Gutmenschen

15. September 2020 – Zum Mitlesen und Anhören

Gutmenschen – Günther Schardt

Was ist gut?
Ist es das, was jemand tut?
Oder was er denkt,
was ihn lenkt?

Wenn jemand gestorben ist, dann heißt es:
Er war ein liebevoller Ehemann, treusorgender Vater, eben ein guter Mensch.
Wenn jemand einen anderen aus einem brennenden Haus rettet:
Ein Lebensretter – ein guter Mensch.
Wenn jemand in einen See springt und ein ertrinkendes Kind rettet:  ein guter Mensch.
 Und er bekommt die Lebensrettermedallie.
Wenn das Kind aber schwarz ist und im Mittelmeer aus einem Schlauchboot gefallen ist
Und du rettest es, dann bist du ein Gutmensch
Dann bricht ein Sturm der Entrüstung über dich los.
Noch schlimmer: Wer sich für ein Rettungsschiff einsetzt,
damit Menschen vor dem Ertrinken gerettet werden können,
der kriegt auch schon mal Morddrohungen, der Gutmensch, der!
Menschen, die sich um Flüchtlinge kümmern – Gutmenschen!
Menschen, denen es nicht egal ist, wenn wieder ein paar von denen nach Afghanistan abgeschoben werden – Gutmenschen!
Menschen, die sich für die Erhaltung der Natur einsetzen – Gutmenschen!
Menschen, die nicht weiter zuschauen wollen, wie sich das Klima immer mehr aufheizt – Gutmenschen!

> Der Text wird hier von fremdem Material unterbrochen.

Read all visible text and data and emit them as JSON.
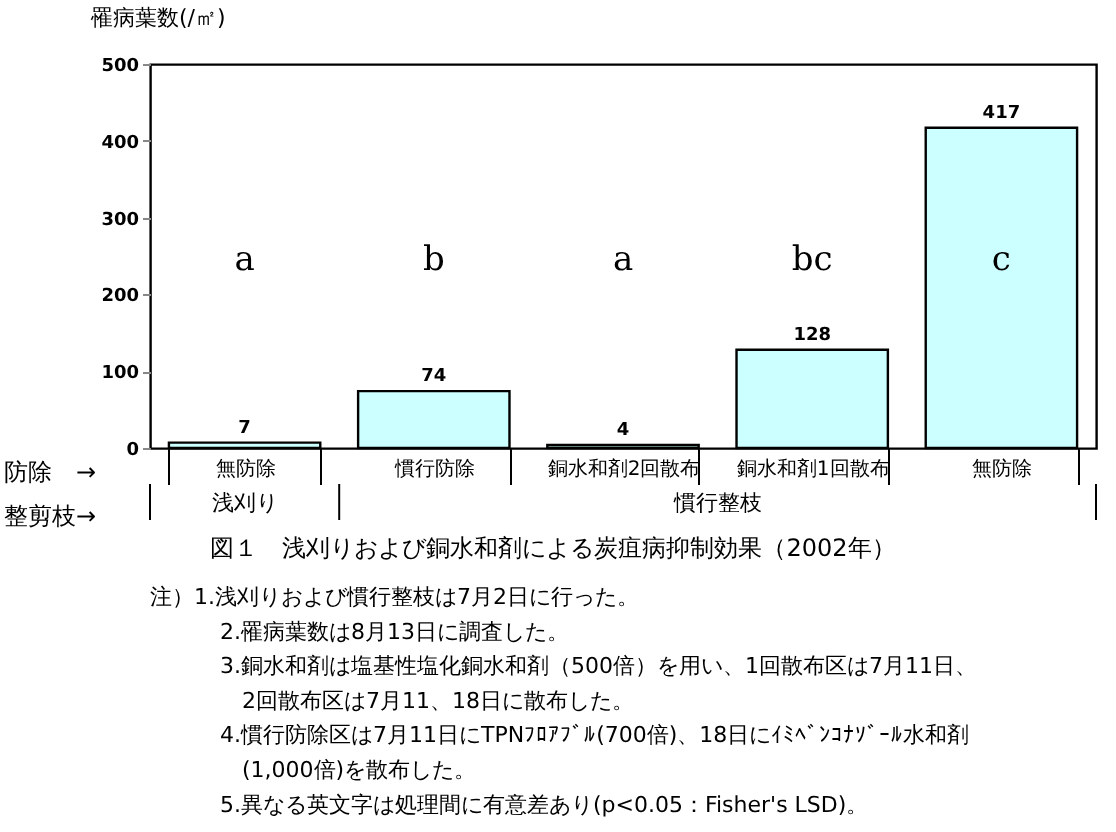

Und ich merke: Ein Gutmensch, das ist anscheinend gar kein guter Mensch.
Der ist ein bisschen weltfremd, dumm und naiv.
Vielleicht auch ein wenig idealistisch,
Der blickt nicht durch, was wirklich wichtig ist in dieser Welt!
Der ist verdächtig – oder ist er gar gesteuert?
O Gutmenschen können ganz schön  gefährlich werden.

Was ist gut?
Ist es das, was jemand tut?
Oder was er denkt,
was ihn lenkt?

Wie war das denn ganz am Anfang mit der Schlange?
Hat sie nicht auch alles verdreht, so dass gut auf einmal mal nicht mehr so richtig gut war?
Ja, was ist gut?
Ist es das was mir nutzt, meinem Erfolg, meinem Ansehen, meiner Gruppe, meiner Partei, meinem Volk oder denen, die jemand für das Volk hält?
Später hat man den Sinnverdreher, der aus gut böse macht und aus böse gut
Diabolos genannt,
das heißt, der der alles durcheinanderwirft, der Verwirrung stiftet.
Der Name ist ziemlich aus der Mode gekommen.
Die Sache nicht.
Heute nennt man das Fake News oder alternative Fakten.
Oder alternative Wahrheit.
Aber was ist die Alternative zur Wahrheit?

Was ist gut?
Ist es das, was jemand tut?
Oder was er denkt,
was ihn lenkt?

Ja, was lenkt die Menschen?
Welche Gedanken stecken in den Köpfen?
Aus den Gedanken werden Worte.
Aus den Worten werden Taten.
Im Guten und im Bösen.

Da war einmal einer. Er hat zu den Menschen gesprochen.
Er fand es gut, wenn Menschen Hungrigen zu essen geben, statt sich umzudrehen und mit der Schulter zu zucken.
Er fand es gut, wenn Menschen Verdurstenden das Wasser reichen, statt es für selbst abzuzweigen.
Er fand es gut, wenn Menschen Fremde bei sich aufnehmen, statt sie abzuweisen.
Er fand es gut, wenn Menschen, die ihrer Kleidung und ihrer Ehre beraubt sind, umhüllt und respektiert werden.
Er fand es gut, wenn Kranke nicht sich selbst überlassen werden, sondern andere sic h um sie kümmern.
Er fand es gut, wenn Gefangene nicht isoliert und weiter verurteilt werden, sondern sich Menschen auch ihnen zuwenden.

Und von seinem Geist haben sich manche anstecken lassen,
manche auch nicht.
Wer Gutes tut, bekommt nicht immer Beifall,
sondern stößt auch auf Widerstand,
weil dieses Gute andere stört.
Das hat schon der Mann aus Nazareth gespürt.
Aber sollen wir deswegen das Gute nicht tun?
Oder gar nichts tun?
Oder gar das Schlechte?

Gutes denken, tun und dichten
Wird er hoffentlich in mir und dir verrichten.